Post-tetanic potentiation (PTP) is an attractive candidate mechanism for hippocampus-dependent short-term memory. Although PTP has a uniquely large magnitude at hippocampal mossy fiber-CA3 pyramidal neuron synapses, it is unclear whether it can be induced by natural activity and whether its lifetime is sufficient to support short-term memory. We combined in vivo recordings from granule cells (GCs), in vitro paired recordings from mossy fiber terminals and postsynaptic CA3 neurons, and “flash and freeze” electron microscopy. PTP was induced at single synapses and showed a low induction threshold adapted to sparse GC activity in vivo. PTP was mainly generated by enlargement of the readily releasable pool of synaptic vesicles, allowing multiplicative interaction with other plasticity forms. PTP was associated with an increase in the docked vesicle pool, suggesting formation of structural “pool engrams.” Absence of presynaptic activity extended the lifetime of the potentiation, enabling prolonged information storage in the hippocampal network.

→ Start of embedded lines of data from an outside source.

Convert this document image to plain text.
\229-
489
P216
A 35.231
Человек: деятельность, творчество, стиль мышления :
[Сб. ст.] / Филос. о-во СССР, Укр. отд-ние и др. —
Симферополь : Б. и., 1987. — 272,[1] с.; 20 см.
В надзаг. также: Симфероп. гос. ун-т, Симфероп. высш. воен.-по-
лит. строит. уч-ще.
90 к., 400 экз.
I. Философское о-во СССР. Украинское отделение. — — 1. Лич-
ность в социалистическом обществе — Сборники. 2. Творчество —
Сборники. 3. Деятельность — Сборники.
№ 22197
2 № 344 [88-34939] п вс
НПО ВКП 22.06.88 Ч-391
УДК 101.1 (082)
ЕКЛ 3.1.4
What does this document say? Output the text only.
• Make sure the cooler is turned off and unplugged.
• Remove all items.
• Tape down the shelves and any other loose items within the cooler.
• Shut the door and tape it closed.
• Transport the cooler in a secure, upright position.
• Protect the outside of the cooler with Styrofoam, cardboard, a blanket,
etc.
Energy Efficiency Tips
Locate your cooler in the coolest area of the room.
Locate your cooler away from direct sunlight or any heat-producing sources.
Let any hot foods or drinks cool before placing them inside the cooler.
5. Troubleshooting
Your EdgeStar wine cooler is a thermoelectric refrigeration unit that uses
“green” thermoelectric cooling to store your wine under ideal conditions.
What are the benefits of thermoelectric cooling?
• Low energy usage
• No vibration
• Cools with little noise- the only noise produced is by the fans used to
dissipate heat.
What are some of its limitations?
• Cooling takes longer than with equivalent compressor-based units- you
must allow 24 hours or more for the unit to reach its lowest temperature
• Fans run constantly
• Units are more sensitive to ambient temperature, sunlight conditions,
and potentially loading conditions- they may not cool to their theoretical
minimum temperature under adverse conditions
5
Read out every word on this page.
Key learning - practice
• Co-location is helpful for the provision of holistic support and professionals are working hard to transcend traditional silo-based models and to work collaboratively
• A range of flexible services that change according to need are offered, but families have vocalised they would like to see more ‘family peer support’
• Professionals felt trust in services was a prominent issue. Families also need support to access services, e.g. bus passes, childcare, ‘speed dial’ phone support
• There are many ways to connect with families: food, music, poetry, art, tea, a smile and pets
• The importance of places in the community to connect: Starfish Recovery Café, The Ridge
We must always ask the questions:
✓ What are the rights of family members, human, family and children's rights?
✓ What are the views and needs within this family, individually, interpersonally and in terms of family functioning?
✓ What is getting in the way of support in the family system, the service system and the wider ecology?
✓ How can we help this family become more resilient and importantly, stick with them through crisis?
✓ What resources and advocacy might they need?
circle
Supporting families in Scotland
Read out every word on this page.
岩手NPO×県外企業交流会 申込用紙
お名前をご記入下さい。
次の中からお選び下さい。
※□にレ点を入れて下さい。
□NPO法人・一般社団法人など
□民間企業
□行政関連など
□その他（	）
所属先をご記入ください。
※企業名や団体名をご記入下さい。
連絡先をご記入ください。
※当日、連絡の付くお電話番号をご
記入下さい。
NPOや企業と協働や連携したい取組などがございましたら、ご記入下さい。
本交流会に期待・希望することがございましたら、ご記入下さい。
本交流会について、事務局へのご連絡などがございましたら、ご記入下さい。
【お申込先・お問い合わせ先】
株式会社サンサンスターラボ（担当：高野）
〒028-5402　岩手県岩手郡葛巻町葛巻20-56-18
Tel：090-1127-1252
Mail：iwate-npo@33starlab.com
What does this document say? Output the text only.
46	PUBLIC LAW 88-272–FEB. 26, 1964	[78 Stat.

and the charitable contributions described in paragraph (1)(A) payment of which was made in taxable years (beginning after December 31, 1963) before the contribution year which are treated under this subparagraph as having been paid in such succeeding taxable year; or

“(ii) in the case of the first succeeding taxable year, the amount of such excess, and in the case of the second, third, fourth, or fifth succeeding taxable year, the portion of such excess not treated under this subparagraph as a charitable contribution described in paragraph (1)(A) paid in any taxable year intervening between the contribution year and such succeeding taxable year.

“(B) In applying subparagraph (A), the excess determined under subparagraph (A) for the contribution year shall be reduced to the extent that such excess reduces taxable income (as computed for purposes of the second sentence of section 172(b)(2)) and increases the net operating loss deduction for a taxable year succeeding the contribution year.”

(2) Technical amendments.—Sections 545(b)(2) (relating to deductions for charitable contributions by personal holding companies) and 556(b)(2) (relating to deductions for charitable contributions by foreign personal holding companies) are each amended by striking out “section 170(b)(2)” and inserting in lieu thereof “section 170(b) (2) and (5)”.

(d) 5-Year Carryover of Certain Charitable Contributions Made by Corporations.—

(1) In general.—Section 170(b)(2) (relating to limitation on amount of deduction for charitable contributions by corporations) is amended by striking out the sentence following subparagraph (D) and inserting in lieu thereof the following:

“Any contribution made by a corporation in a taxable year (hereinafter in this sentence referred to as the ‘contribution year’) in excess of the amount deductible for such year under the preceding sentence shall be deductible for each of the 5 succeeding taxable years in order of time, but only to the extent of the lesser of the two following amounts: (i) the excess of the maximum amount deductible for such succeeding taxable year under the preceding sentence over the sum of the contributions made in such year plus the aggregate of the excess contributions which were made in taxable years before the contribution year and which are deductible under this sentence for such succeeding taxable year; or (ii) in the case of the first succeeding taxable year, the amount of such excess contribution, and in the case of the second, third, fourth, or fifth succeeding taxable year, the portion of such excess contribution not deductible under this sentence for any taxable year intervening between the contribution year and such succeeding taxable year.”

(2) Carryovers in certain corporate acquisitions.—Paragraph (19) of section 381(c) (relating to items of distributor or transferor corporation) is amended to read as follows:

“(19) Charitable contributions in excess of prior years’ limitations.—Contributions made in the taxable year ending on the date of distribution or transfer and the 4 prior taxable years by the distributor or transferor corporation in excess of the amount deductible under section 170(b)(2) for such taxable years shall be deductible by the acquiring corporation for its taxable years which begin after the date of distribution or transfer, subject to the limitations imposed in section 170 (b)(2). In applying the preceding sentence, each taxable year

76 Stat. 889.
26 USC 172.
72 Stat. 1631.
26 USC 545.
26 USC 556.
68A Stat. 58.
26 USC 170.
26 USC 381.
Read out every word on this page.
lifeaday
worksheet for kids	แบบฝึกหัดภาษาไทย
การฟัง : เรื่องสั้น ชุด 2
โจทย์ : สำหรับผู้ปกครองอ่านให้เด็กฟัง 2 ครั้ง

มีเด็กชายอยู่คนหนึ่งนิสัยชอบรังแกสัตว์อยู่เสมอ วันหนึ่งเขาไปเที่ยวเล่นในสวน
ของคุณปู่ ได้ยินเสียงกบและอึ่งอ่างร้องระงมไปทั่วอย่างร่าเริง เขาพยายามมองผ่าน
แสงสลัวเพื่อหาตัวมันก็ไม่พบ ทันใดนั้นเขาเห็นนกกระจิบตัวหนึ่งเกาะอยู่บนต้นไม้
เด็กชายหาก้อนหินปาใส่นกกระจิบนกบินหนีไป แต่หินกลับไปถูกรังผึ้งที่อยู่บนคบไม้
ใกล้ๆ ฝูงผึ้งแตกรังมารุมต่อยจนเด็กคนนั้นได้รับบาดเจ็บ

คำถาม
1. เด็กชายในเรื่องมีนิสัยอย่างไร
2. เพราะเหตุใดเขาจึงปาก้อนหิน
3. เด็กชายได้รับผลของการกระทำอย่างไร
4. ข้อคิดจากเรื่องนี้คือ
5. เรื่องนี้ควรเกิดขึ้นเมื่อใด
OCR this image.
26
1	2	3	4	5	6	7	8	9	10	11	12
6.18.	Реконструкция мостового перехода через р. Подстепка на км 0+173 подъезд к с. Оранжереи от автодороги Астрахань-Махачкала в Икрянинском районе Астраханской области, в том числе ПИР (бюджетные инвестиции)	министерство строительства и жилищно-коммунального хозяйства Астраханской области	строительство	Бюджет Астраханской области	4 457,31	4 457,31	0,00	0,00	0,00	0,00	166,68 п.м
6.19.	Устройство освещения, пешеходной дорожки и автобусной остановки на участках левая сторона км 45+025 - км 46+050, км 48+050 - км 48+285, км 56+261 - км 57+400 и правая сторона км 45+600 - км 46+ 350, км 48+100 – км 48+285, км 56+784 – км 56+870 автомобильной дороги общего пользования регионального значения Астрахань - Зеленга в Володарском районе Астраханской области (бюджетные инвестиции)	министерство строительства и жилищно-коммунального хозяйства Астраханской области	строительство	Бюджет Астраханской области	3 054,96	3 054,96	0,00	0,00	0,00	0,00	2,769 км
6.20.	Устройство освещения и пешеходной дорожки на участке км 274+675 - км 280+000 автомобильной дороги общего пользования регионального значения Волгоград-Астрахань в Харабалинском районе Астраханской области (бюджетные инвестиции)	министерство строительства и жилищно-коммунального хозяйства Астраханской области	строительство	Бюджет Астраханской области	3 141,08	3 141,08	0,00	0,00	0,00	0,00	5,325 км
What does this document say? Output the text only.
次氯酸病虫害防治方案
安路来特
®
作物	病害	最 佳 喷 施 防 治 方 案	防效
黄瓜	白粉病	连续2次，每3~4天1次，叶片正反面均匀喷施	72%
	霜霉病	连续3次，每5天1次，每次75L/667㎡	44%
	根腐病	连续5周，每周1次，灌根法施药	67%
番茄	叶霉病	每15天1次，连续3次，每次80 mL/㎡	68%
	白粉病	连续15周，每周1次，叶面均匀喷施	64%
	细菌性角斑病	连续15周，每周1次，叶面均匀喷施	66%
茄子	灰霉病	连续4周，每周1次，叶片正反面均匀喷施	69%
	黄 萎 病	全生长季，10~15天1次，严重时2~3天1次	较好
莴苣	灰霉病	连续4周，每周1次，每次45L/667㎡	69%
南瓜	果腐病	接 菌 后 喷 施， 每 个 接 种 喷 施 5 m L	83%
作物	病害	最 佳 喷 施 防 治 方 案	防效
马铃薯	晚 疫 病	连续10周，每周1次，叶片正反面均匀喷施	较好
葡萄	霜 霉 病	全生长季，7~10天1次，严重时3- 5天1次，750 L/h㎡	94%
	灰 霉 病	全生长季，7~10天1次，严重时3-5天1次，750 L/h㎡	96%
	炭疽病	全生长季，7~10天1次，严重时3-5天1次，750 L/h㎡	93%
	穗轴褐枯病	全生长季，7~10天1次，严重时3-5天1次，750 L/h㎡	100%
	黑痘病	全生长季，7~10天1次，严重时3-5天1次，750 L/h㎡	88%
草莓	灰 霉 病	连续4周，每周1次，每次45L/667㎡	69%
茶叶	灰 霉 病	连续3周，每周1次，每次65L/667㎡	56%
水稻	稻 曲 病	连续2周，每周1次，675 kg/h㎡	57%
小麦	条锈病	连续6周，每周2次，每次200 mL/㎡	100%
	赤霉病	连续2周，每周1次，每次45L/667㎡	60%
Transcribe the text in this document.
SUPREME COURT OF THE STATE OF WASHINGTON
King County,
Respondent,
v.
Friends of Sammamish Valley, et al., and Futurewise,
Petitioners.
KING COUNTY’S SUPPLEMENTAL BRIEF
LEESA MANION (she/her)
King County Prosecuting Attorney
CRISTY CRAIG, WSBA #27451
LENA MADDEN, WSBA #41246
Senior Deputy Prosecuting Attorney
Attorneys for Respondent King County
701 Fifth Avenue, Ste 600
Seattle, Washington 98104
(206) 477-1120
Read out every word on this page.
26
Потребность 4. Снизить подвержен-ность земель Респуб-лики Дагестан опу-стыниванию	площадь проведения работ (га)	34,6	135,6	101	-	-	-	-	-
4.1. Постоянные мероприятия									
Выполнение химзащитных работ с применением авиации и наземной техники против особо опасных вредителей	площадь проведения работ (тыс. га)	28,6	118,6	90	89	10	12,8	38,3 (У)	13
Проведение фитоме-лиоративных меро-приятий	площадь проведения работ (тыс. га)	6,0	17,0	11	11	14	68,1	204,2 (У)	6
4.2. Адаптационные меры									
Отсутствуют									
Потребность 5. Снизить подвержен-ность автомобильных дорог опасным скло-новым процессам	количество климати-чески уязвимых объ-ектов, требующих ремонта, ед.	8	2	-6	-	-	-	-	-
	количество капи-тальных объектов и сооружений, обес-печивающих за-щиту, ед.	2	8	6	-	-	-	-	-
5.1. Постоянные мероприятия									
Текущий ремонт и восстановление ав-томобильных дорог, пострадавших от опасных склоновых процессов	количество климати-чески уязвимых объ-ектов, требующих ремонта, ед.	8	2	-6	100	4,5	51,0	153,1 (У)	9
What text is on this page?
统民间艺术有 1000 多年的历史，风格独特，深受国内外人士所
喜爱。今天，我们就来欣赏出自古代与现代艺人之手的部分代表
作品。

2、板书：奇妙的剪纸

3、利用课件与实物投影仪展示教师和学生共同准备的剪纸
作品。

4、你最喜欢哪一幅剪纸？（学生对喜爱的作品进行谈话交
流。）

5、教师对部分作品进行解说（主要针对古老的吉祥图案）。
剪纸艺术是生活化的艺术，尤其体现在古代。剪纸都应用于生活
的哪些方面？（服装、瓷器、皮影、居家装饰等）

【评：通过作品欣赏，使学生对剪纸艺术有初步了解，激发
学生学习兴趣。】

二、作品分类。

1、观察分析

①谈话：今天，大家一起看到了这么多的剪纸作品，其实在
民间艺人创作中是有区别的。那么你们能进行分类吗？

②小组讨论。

强直后增强（PTP）是海马依赖性短期记忆的一种有吸引力的候选机制。尽管PTP在海马苔藓纤维-CA3锥体神经突触中具有独特的大小，但尚不清楚它是否可以由自然活动诱导，其寿命是否足以支持短期记忆。我们结合了颗粒细胞（GCs）的体内记录，苔藓纤维末端和突触后CA3神经元的体外配对记录，以及“闪烁和冷冻”电子显微镜。PTP在单个突触中被诱导，并显示出较低的诱导阈值，适于体内稀疏的GC活性。PTP主要是通过扩大易释放的突触小泡池而产生的，从而允许与其他可塑性形式的倍增相互作用。PTP与停泊的囊泡池增加有关，表明形成了结构“池en”。突触前活动的缺乏延长了增强作用的寿命，从而可以延长海马网络中的信息存储。